When this tour ended, Richie formed his own Ceili band 'The Richard Fitzgerald Ceili Band' which Kathleen later fronted as lead vocalist. The band went from strength to strength, so much so that they were voted Irelands Top Band in a competition sponsored by RTE and Michelstown Creameries. The prize was 15 minutes of airtime every week featuring the bands music. This continued for 11 years and subsequently led to widespread acclaim for the band and their music.
The addition of Kathleen as lead vocalist added a new and interesting element to the bands sound. Kathleen's hit song Beautiful Bundoran, written by Waterford native Mai O Higgins, and her renditions of other popular ballads increased the popularity of the band at home and with the Irish overseas. This catapulted the band to new heights which could be seen clearly in the band's constant sold out shows of the late 60's and into the 70's. They recorded for His Masters Voice (HMV), Dublin and Polygram records, performing for both the BBC and RTE TV channels.
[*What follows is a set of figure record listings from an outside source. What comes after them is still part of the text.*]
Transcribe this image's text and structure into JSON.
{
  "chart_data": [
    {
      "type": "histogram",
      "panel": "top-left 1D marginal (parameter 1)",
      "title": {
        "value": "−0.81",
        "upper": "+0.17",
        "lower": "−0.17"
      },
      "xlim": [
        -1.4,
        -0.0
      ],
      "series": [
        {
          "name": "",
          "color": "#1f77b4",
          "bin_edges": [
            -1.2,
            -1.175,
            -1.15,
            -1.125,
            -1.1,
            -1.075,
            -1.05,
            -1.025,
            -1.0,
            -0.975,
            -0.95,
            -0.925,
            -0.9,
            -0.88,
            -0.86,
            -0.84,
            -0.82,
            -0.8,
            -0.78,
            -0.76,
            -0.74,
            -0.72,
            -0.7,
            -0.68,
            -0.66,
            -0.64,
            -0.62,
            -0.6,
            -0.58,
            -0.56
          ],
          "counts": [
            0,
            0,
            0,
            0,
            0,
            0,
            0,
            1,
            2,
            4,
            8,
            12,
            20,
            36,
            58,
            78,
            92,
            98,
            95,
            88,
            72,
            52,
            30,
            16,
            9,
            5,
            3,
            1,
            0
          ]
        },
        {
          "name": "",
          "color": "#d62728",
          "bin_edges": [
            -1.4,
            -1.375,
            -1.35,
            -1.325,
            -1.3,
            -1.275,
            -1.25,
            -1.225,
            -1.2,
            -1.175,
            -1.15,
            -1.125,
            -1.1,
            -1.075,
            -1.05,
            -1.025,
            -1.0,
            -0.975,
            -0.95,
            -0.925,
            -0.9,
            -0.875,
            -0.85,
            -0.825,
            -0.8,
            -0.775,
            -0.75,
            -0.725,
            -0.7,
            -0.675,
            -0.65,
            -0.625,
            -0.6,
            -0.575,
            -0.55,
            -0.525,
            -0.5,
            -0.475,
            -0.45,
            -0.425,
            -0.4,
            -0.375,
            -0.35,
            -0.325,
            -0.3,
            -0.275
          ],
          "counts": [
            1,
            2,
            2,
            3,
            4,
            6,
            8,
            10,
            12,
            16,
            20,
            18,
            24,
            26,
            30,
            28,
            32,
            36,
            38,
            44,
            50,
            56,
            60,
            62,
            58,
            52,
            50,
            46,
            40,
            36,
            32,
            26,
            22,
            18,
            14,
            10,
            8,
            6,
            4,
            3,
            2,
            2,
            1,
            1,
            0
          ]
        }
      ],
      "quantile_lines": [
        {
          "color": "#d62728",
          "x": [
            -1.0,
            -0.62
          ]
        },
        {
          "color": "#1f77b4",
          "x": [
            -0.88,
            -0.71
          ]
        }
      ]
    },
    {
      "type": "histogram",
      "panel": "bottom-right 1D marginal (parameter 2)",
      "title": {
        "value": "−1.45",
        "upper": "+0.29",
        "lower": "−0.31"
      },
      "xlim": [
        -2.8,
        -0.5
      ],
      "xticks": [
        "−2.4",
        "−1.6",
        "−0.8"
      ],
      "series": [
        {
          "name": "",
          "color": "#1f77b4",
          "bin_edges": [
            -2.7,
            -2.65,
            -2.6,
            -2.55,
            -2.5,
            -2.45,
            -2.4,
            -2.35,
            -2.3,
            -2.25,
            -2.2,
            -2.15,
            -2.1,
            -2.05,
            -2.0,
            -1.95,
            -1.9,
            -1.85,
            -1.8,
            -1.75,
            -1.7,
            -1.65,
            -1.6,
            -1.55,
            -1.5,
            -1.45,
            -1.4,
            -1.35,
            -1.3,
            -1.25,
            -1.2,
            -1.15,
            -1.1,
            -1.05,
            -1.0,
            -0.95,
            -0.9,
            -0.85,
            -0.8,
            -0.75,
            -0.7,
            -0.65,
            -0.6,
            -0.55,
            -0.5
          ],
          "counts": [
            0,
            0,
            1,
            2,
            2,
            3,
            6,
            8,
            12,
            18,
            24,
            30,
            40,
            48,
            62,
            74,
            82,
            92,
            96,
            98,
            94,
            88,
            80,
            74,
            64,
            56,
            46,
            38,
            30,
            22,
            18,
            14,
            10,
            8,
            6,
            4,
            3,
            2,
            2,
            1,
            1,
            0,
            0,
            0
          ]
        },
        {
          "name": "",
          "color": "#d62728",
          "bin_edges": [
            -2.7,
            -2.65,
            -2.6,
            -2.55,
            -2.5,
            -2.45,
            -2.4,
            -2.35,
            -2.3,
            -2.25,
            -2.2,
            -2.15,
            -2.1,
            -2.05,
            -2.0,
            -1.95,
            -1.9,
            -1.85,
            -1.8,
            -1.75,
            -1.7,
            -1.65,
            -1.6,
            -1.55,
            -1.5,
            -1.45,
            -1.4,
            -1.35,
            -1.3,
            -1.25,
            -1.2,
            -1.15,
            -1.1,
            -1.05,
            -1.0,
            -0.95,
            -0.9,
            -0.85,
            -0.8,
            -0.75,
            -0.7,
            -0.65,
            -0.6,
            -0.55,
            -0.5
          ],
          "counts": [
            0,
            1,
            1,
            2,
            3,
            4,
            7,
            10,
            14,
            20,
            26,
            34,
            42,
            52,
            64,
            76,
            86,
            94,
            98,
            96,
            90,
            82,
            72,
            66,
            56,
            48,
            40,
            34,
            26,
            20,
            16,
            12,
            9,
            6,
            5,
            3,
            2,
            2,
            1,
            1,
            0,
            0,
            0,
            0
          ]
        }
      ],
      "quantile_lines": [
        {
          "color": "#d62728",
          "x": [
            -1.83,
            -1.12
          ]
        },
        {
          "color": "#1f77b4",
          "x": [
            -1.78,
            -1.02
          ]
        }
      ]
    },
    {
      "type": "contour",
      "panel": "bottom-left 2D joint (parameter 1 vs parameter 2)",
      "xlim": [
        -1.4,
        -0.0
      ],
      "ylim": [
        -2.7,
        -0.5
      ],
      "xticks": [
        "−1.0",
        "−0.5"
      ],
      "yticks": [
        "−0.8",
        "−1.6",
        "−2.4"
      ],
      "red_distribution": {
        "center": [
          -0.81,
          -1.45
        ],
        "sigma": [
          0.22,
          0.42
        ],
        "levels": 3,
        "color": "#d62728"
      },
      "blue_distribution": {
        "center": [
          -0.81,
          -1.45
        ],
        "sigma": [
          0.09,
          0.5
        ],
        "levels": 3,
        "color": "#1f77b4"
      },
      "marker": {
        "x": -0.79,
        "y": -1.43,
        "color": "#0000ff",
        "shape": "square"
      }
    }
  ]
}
Coming from such a musical family background it was no wonder that the girls started playing at an early age. Their early musical training came from the local nuns and this can be seen in the early recordings of Marie Thérèse and Gráinne aged 3 yrs old respectively. Through their mother and uncles they learnt a massive repertoire of Irish folk, pub and ballad songs as well as the music of O'Carolan.
The girls also were exposed to the constant sounds of music in the house as their mother Kathleen continued to make recordings after she left the band so musicians were always down at the house rehearsing and their Uncle Ritchie came down every Friday night to teach them the traditional tunes that had made the Fitzgerald Ceili Bnad so famous. Their dad, who had served in the U.S. army when he was young, also had a large record collection of old time country music collected during the time he spent in the U.S., and these with the traditional Ceili tunes and songs learned from their mother and uncles became the soundtrack to the girls early life.
It was only natural that the girls would form a band of their own and they were named (the very un-original) Diver Sisters. This became their summer job and they played for the tourists in hotels around the county and got a lot of the local support slots to big artists at the time such as Paddy Reilly, The Dubliners and The Furey Brothers and Davey Arthur to name but a few. During this time they also toured the UK, Scotland and Germany extensively with their mother as lead singer and learned many hundreds of songs, including emigrant ballads that were popular at the time with a large amount of ex-pats that came to their shows. This was a great learning curve for the girls and has shaped them into the performers they are today.
When the girls reached their teens they decided that they had outgrown the name the Diver Sisters and so adopted the name The Screaming Orphans and thus the second stage of the band came into being. Although they are known for their pop songs they have never lost touch with their roots and can easily switch from an original pop song into a trad tune or a verse of the Galway Shawl.